The paper's editor mocked the idea of Frederick Douglass running for president in December 1865, suggesting that white people would not want to vote for an African-American candidate. He also wrote that freed slaves only had "crude ideas of freedom", had poor character, and needed what historian Richard H. Abbott describes as "close supervision". The paper advocated confiscation and sale of the property owned by former Confederates, with the money going towards paying debts the nation incurred from the war or helping people who had been on the Union's side recoup their losses. It endorsed William B. Stokes's unsuccessful campaign in the 1869 gubernatorial election against Dewitt Clinton Senter. By that year, The Union Flag was the official publisher for Tennessee's 1st congressional district.
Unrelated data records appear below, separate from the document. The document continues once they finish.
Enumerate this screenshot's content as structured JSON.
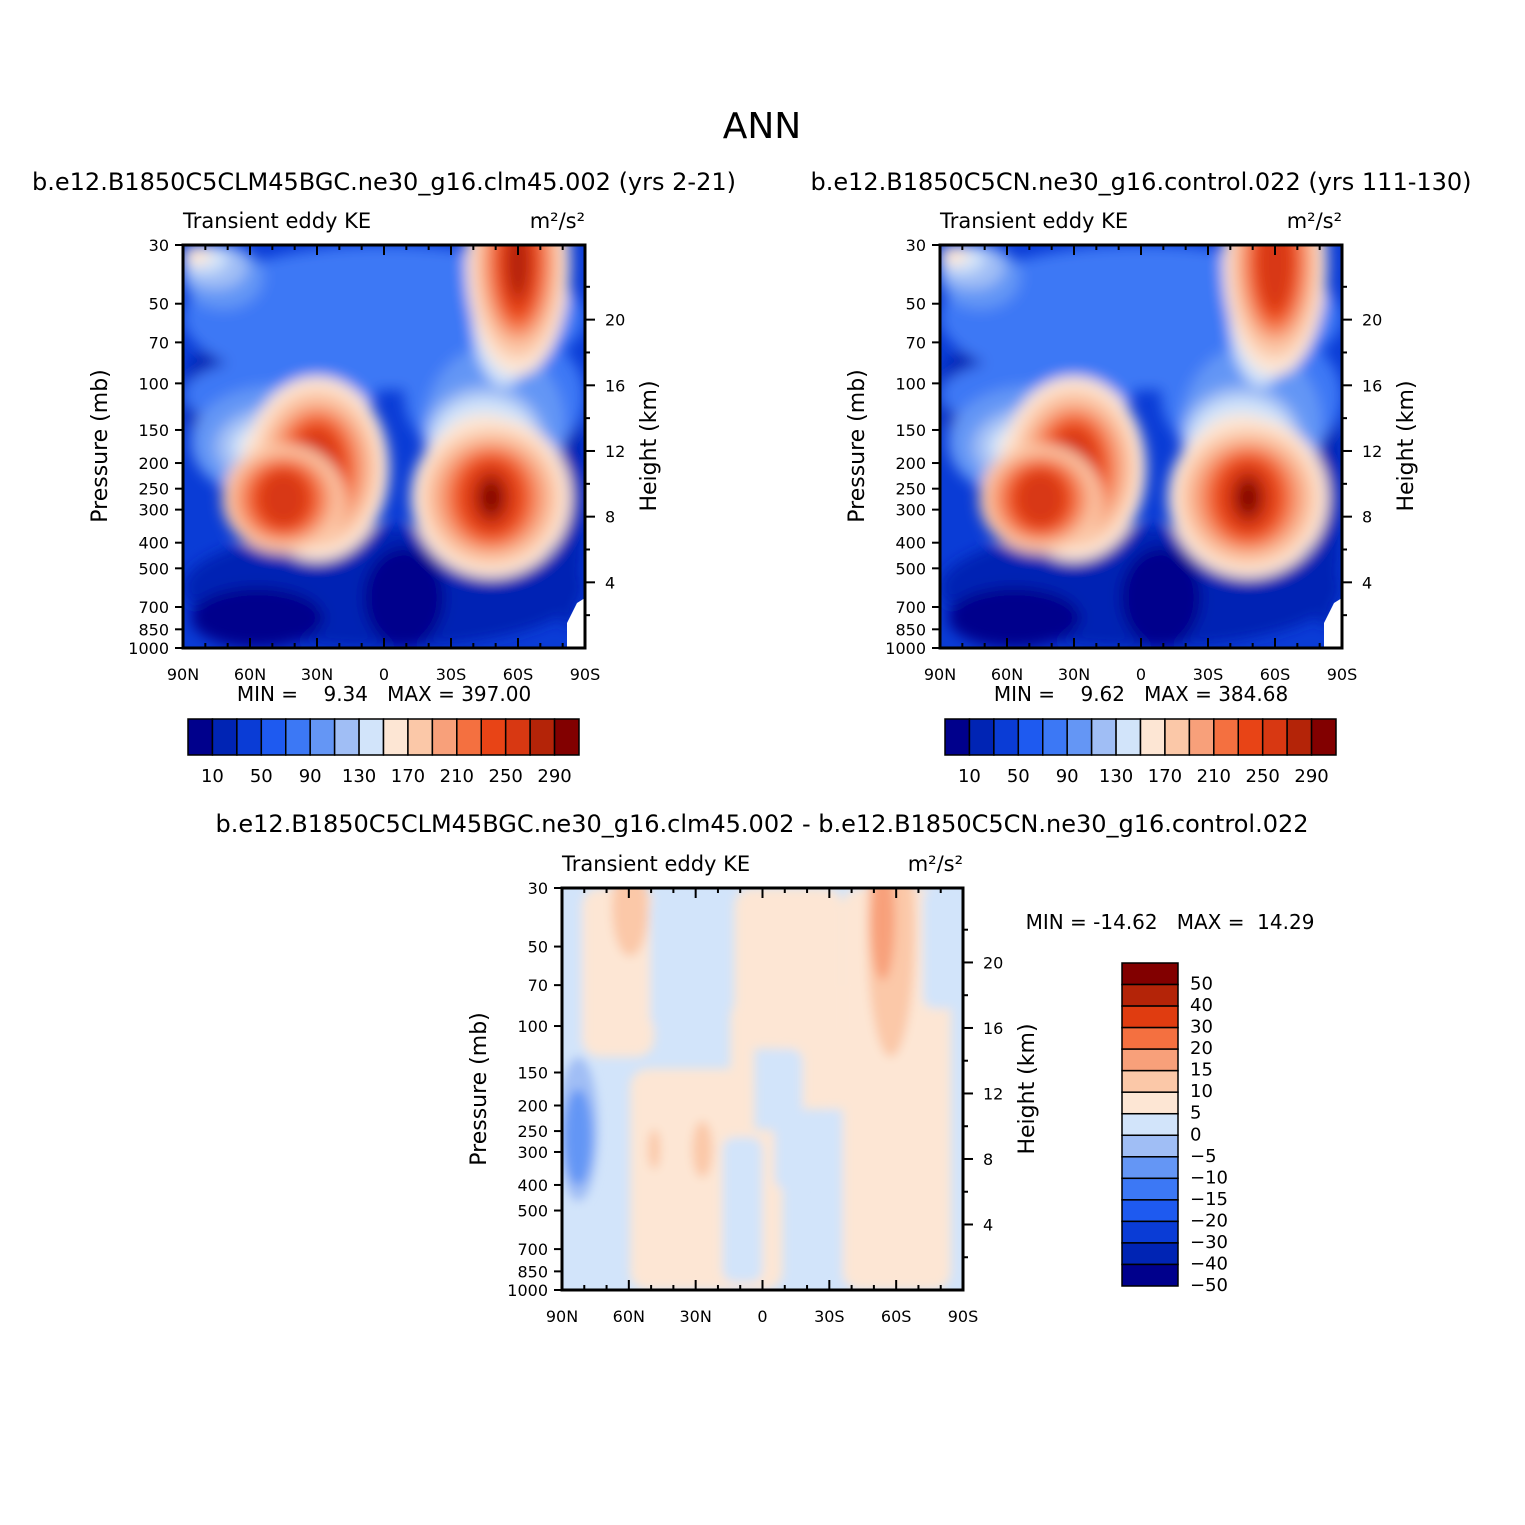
{
  "page": {
    "title": "ANN",
    "panel_subtitle": "Transient eddy KE",
    "panel_units": "m²/s²",
    "left_axis_label": "Pressure (mb)",
    "right_axis_label": "Height (km)"
  },
  "panels": [
    {
      "id": "p1",
      "run_title": "b.e12.B1850C5CLM45BGC.ne30_g16.clm45.002 (yrs 2-21)",
      "minmax": "MIN =    9.34   MAX = 397.00",
      "colorbar_labels": [
        "10",
        "50",
        "90",
        "130",
        "170",
        "210",
        "250",
        "290"
      ]
    },
    {
      "id": "p2",
      "run_title": "b.e12.B1850C5CN.ne30_g16.control.022 (yrs 111-130)",
      "minmax": "MIN =    9.62   MAX = 384.68",
      "colorbar_labels": [
        "10",
        "50",
        "90",
        "130",
        "170",
        "210",
        "250",
        "290"
      ]
    },
    {
      "id": "p3",
      "run_title": "b.e12.B1850C5CLM45BGC.ne30_g16.clm45.002 - b.e12.B1850C5CN.ne30_g16.control.022",
      "minmax": "MIN = -14.62   MAX =  14.29",
      "colorbar_labels": [
        "50",
        "40",
        "30",
        "20",
        "15",
        "10",
        "5",
        "0",
        "-5",
        "-10",
        "-15",
        "-20",
        "-30",
        "-40",
        "-50"
      ]
    }
  ],
  "palettes": {
    "main": [
      "#00008c",
      "#0024b4",
      "#0a3cd6",
      "#1e5af0",
      "#3c78f5",
      "#6496f5",
      "#a0bef5",
      "#d2e4fa",
      "#fde6d4",
      "#fbc8a8",
      "#f8a07a",
      "#f47040",
      "#e84416",
      "#d83812",
      "#b42408",
      "#820000"
    ],
    "diff": [
      "#820000",
      "#b42408",
      "#e03c10",
      "#f47040",
      "#f8a07a",
      "#fbc8a8",
      "#fde6d4",
      "#d2e4fa",
      "#a0bef5",
      "#6496f5",
      "#3c78f5",
      "#1e5af0",
      "#0a3cd6",
      "#0024b4",
      "#00008c"
    ]
  },
  "chart_data": {
    "type": "heatmap",
    "title": "ANN",
    "variable": "Transient eddy KE",
    "units": "m²/s²",
    "x_axis": {
      "ticks": [
        "90N",
        "60N",
        "30N",
        "0",
        "30S",
        "60S",
        "90S"
      ],
      "range": [
        90,
        -90
      ]
    },
    "y_axis_left": {
      "label": "Pressure (mb)",
      "ticks": [
        30,
        50,
        70,
        100,
        150,
        200,
        250,
        300,
        400,
        500,
        700,
        850,
        1000
      ],
      "scale": "log",
      "range": [
        1000,
        30
      ]
    },
    "y_axis_right": {
      "label": "Height (km)",
      "ticks": [
        4,
        8,
        12,
        16,
        20
      ]
    },
    "fields": [
      {
        "name": "b.e12.B1850C5CLM45BGC.ne30_g16.clm45.002",
        "min": 9.34,
        "max": 397.0,
        "features": [
          {
            "lat": -48,
            "p": 270,
            "value": 390
          },
          {
            "lat": 30,
            "p": 210,
            "value": 300
          },
          {
            "lat": -60,
            "p": 35,
            "value": 330
          }
        ]
      },
      {
        "name": "b.e12.B1850C5CN.ne30_g16.control.022",
        "min": 9.62,
        "max": 384.68,
        "features": [
          {
            "lat": -48,
            "p": 270,
            "value": 380
          },
          {
            "lat": 30,
            "p": 210,
            "value": 295
          },
          {
            "lat": -60,
            "p": 35,
            "value": 320
          }
        ]
      },
      {
        "name": "difference",
        "min": -14.62,
        "max": 14.29
      }
    ],
    "contour_levels_main": [
      10,
      30,
      50,
      70,
      90,
      110,
      130,
      150,
      170,
      190,
      210,
      230,
      250,
      270,
      290
    ],
    "contour_levels_diff": [
      -50,
      -40,
      -30,
      -20,
      -15,
      -10,
      -5,
      0,
      5,
      10,
      15,
      20,
      30,
      40,
      50
    ]
  }
}
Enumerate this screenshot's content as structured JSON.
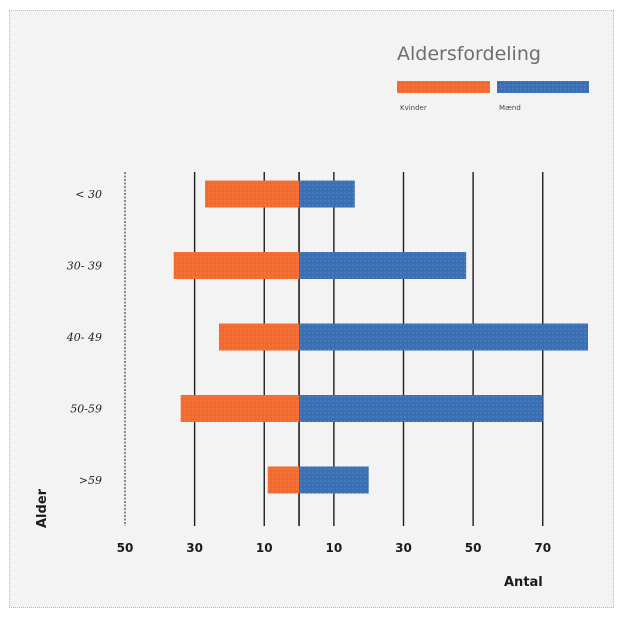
{
  "chart_data": {
    "type": "bar",
    "orientation": "horizontal",
    "layout": "population-pyramid",
    "title": "Aldersfordeling",
    "xlabel": "Antal",
    "ylabel": "Alder",
    "categories": [
      "< 30",
      "30- 39",
      "40- 49",
      "50-59",
      ">59"
    ],
    "series": [
      {
        "name": "Kvinder",
        "color": "#f26a2e",
        "values": [
          27,
          36,
          23,
          34,
          9
        ]
      },
      {
        "name": "Mænd",
        "color": "#3b6fb4",
        "values": [
          16,
          48,
          83,
          70,
          20
        ]
      }
    ],
    "xlim": [
      -50,
      83
    ],
    "x_ticks": [
      {
        "value": -50,
        "label": "50"
      },
      {
        "value": -30,
        "label": "30"
      },
      {
        "value": -10,
        "label": "10"
      },
      {
        "value": 10,
        "label": "10"
      },
      {
        "value": 30,
        "label": "30"
      },
      {
        "value": 50,
        "label": "50"
      },
      {
        "value": 70,
        "label": "70"
      }
    ],
    "grid": true,
    "legend_position": "top-right"
  }
}
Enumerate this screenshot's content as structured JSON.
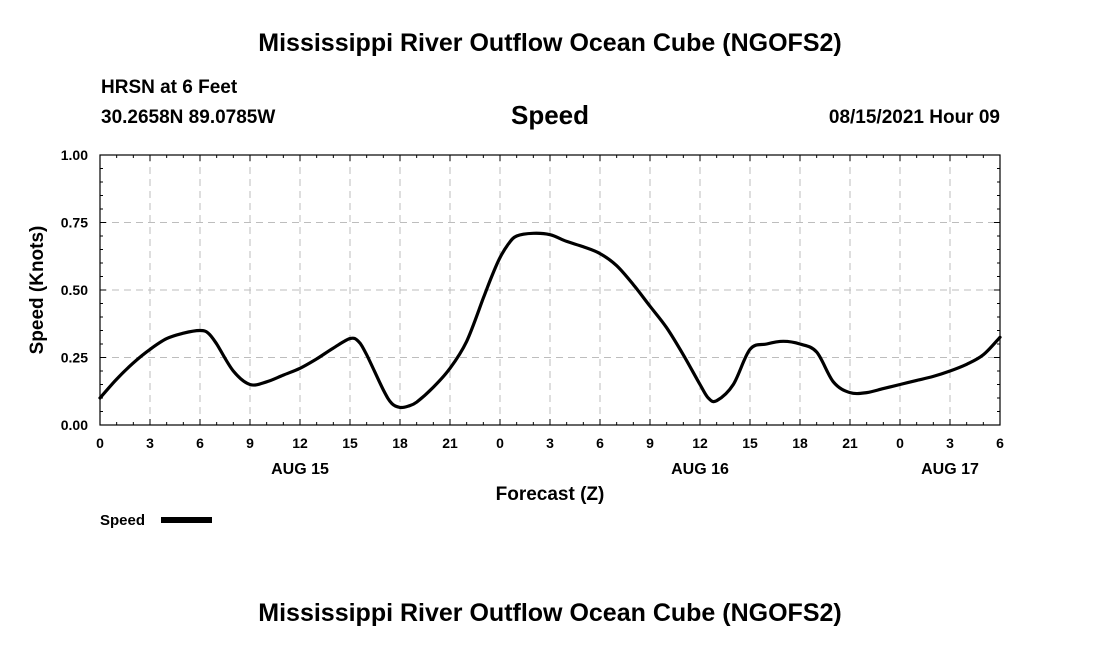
{
  "header": {
    "title": "Mississippi River Outflow Ocean Cube (NGOFS2)",
    "station": "HRSN at 6 Feet",
    "coordinates": "30.2658N  89.0785W",
    "panel_label": "Speed",
    "datetime": "08/15/2021 Hour 09"
  },
  "footer": {
    "title": "Mississippi River Outflow Ocean Cube (NGOFS2)"
  },
  "chart_data": {
    "type": "line",
    "title": "Speed",
    "xlabel": "Forecast (Z)",
    "ylabel": "Speed (Knots)",
    "xlim": [
      0,
      54
    ],
    "ylim": [
      0,
      1.0
    ],
    "grid": true,
    "x_ticks": [
      0,
      3,
      6,
      9,
      12,
      15,
      18,
      21,
      24,
      27,
      30,
      33,
      36,
      39,
      42,
      45,
      48,
      51,
      54
    ],
    "x_tick_labels": [
      "0",
      "3",
      "6",
      "9",
      "12",
      "15",
      "18",
      "21",
      "0",
      "3",
      "6",
      "9",
      "12",
      "15",
      "18",
      "21",
      "0",
      "3",
      "6"
    ],
    "y_ticks": [
      0,
      0.25,
      0.5,
      0.75,
      1.0
    ],
    "y_tick_labels": [
      "0.00",
      "0.25",
      "0.50",
      "0.75",
      "1.00"
    ],
    "date_labels": [
      {
        "x": 12,
        "label": "AUG 15"
      },
      {
        "x": 36,
        "label": "AUG 16"
      },
      {
        "x": 51,
        "label": "AUG 17"
      }
    ],
    "legend": {
      "label": "Speed",
      "placement": "bottom-left"
    },
    "series": [
      {
        "name": "Speed",
        "x": [
          0,
          1,
          2,
          3,
          4,
          5,
          6,
          6.5,
          7,
          8,
          9,
          10,
          11,
          12,
          13,
          14,
          15,
          15.5,
          16,
          17,
          17.5,
          18,
          18.5,
          19,
          20,
          21,
          22,
          23,
          23.5,
          24,
          24.5,
          25,
          26,
          27,
          28,
          29,
          30,
          31,
          32,
          33,
          34,
          35,
          36,
          36.5,
          37,
          38,
          39,
          40,
          41,
          42,
          43,
          44,
          45,
          46,
          47,
          48,
          49,
          50,
          51,
          52,
          53,
          54
        ],
        "values": [
          0.1,
          0.17,
          0.23,
          0.28,
          0.32,
          0.34,
          0.35,
          0.34,
          0.3,
          0.2,
          0.15,
          0.16,
          0.185,
          0.21,
          0.245,
          0.285,
          0.32,
          0.31,
          0.26,
          0.13,
          0.08,
          0.065,
          0.07,
          0.085,
          0.14,
          0.21,
          0.31,
          0.47,
          0.55,
          0.62,
          0.67,
          0.7,
          0.71,
          0.705,
          0.68,
          0.66,
          0.635,
          0.59,
          0.52,
          0.44,
          0.36,
          0.26,
          0.15,
          0.1,
          0.09,
          0.15,
          0.28,
          0.3,
          0.31,
          0.3,
          0.27,
          0.16,
          0.12,
          0.12,
          0.135,
          0.15,
          0.165,
          0.18,
          0.2,
          0.225,
          0.26,
          0.325
        ]
      }
    ]
  }
}
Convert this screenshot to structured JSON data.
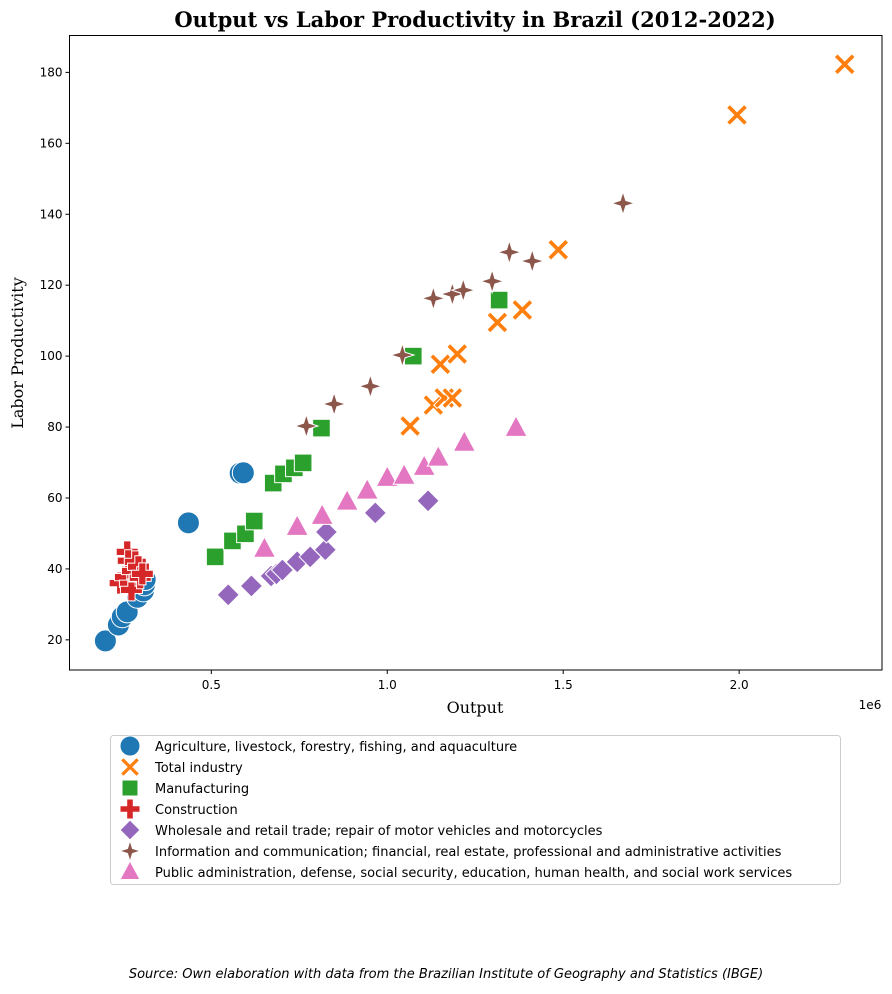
{
  "chart_data": {
    "type": "scatter",
    "title": "Output vs Labor Productivity in Brazil (2012-2022)",
    "xlabel": "Output",
    "ylabel": "Labor Productivity",
    "x_offset_label": "1e6",
    "xlim": [
      0.097,
      2.406
    ],
    "ylim": [
      11.5,
      190.4
    ],
    "x_ticks": [
      "0.5",
      "1.0",
      "1.5",
      "2.0"
    ],
    "x_tick_values": [
      0.5,
      1.0,
      1.5,
      2.0
    ],
    "y_ticks": [
      "20",
      "40",
      "60",
      "80",
      "100",
      "120",
      "140",
      "160",
      "180"
    ],
    "y_tick_values": [
      20,
      40,
      60,
      80,
      100,
      120,
      140,
      160,
      180
    ],
    "grid": false,
    "legend_placement": "below",
    "x_unit_note": "x values in millions (×1e6)",
    "series": [
      {
        "name": "Agriculture, livestock, forestry, fishing, and aquaculture",
        "marker": "circle",
        "color": "#1f77b4",
        "x": [
          0.199,
          0.236,
          0.247,
          0.261,
          0.29,
          0.307,
          0.31,
          0.312,
          0.435,
          0.582,
          0.591
        ],
        "y": [
          19.7,
          24.2,
          26.5,
          27.9,
          32.0,
          33.8,
          35.5,
          37.0,
          53.0,
          67.0,
          67.1
        ]
      },
      {
        "name": "Total industry",
        "marker": "x",
        "color": "#ff7f0e",
        "x": [
          1.065,
          1.131,
          1.151,
          1.162,
          1.185,
          1.199,
          1.313,
          1.384,
          1.486,
          1.994,
          2.3
        ],
        "y": [
          80.3,
          86.2,
          97.7,
          88.2,
          88.2,
          100.6,
          109.5,
          113.0,
          130.0,
          168.0,
          182.3
        ]
      },
      {
        "name": "Manufacturing",
        "marker": "square",
        "color": "#2ca02c",
        "x": [
          0.511,
          0.56,
          0.597,
          0.622,
          0.676,
          0.705,
          0.736,
          0.761,
          0.813,
          1.074,
          1.318
        ],
        "y": [
          43.4,
          47.9,
          49.9,
          53.5,
          64.2,
          66.8,
          68.5,
          69.9,
          79.7,
          100.0,
          115.8
        ]
      },
      {
        "name": "Construction",
        "marker": "plus",
        "color": "#d62728",
        "x": [
          0.241,
          0.256,
          0.261,
          0.264,
          0.27,
          0.273,
          0.276,
          0.284,
          0.293,
          0.298,
          0.304
        ],
        "y": [
          36.0,
          37.7,
          44.8,
          42.3,
          35.8,
          34.1,
          39.4,
          42.0,
          40.6,
          37.5,
          38.6
        ]
      },
      {
        "name": "Wholesale and retail trade; repair of motor vehicles and motorcycles",
        "marker": "diamond",
        "color": "#9467bd",
        "x": [
          0.548,
          0.614,
          0.67,
          0.685,
          0.702,
          0.744,
          0.781,
          0.824,
          0.827,
          0.966,
          1.116
        ],
        "y": [
          32.7,
          35.2,
          38.0,
          38.6,
          39.7,
          42.0,
          43.4,
          45.4,
          50.4,
          55.8,
          59.2
        ]
      },
      {
        "name": "Information and communication; financial, real estate, professional and administrative activities",
        "marker": "star4",
        "color": "#8c564b",
        "x": [
          0.77,
          0.849,
          0.952,
          1.043,
          1.131,
          1.185,
          1.216,
          1.298,
          1.347,
          1.412,
          1.67
        ],
        "y": [
          80.3,
          86.5,
          91.5,
          100.3,
          116.3,
          117.5,
          118.6,
          121.1,
          129.3,
          126.8,
          143.1
        ]
      },
      {
        "name": "Public administration, defense, social security, education, human health, and social work services",
        "marker": "triangle",
        "color": "#e377c2",
        "x": [
          0.651,
          0.744,
          0.815,
          0.886,
          0.943,
          1.0,
          1.048,
          1.105,
          1.145,
          1.219,
          1.366
        ],
        "y": [
          45.6,
          51.8,
          54.9,
          58.9,
          62.0,
          65.6,
          66.2,
          68.7,
          71.3,
          75.5,
          79.7
        ]
      }
    ]
  },
  "source_note": "Source: Own elaboration with data from the Brazilian Institute of Geography and Statistics (IBGE)"
}
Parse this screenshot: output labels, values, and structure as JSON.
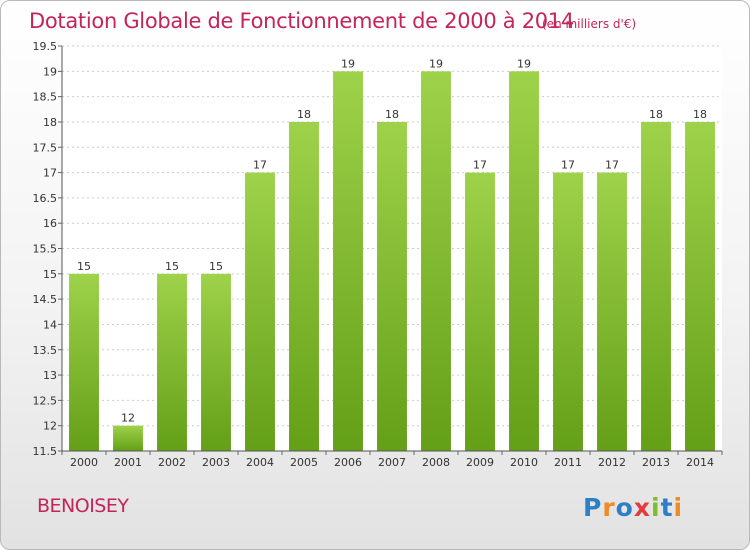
{
  "title": "Dotation Globale de Fonctionnement de 2000 à 2014",
  "subtitle": "(en milliers d'€)",
  "commune": "BENOISEY",
  "logo_text": "Proxiti",
  "colors": {
    "title": "#c4245b",
    "bar_light": "#9ed24a",
    "bar_dark": "#649f18",
    "grid": "#cccccc"
  },
  "chart_data": {
    "type": "bar",
    "categories": [
      "2000",
      "2001",
      "2002",
      "2003",
      "2004",
      "2005",
      "2006",
      "2007",
      "2008",
      "2009",
      "2010",
      "2011",
      "2012",
      "2013",
      "2014"
    ],
    "values": [
      15,
      12,
      15,
      15,
      17,
      18,
      19,
      18,
      19,
      17,
      19,
      17,
      17,
      18,
      18
    ],
    "data_labels": [
      "15",
      "12",
      "15",
      "15",
      "17",
      "18",
      "19",
      "18",
      "19",
      "17",
      "19",
      "17",
      "17",
      "18",
      "18"
    ],
    "title": "Dotation Globale de Fonctionnement de 2000 à 2014",
    "subtitle": "(en milliers d'€)",
    "xlabel": "",
    "ylabel": "",
    "ylim": [
      11.5,
      19.5
    ],
    "yticks": [
      "11.5",
      "12",
      "12.5",
      "13",
      "13.5",
      "14",
      "14.5",
      "15",
      "15.5",
      "16",
      "16.5",
      "17",
      "17.5",
      "18",
      "18.5",
      "19",
      "19.5"
    ],
    "grid": true,
    "legend": "none"
  }
}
In December 1869 Grisham added a tagline to the paper: “The star-spangled banner in triumph shall wave/O’re the land of the free and the home of the brave.” In 1871 The Union Flag was a four-page paper published weekly on Fridays and claimed that it had a circulation of 1,800. That year John G. Hayes became co-publisher of the paper and it claimed that its circulation was the largest in Eastern Tennessee. Around this time the paper became somewhat more moderate. The Union Flag ceased publication in the summer of 1873 when Grisham died of cholera.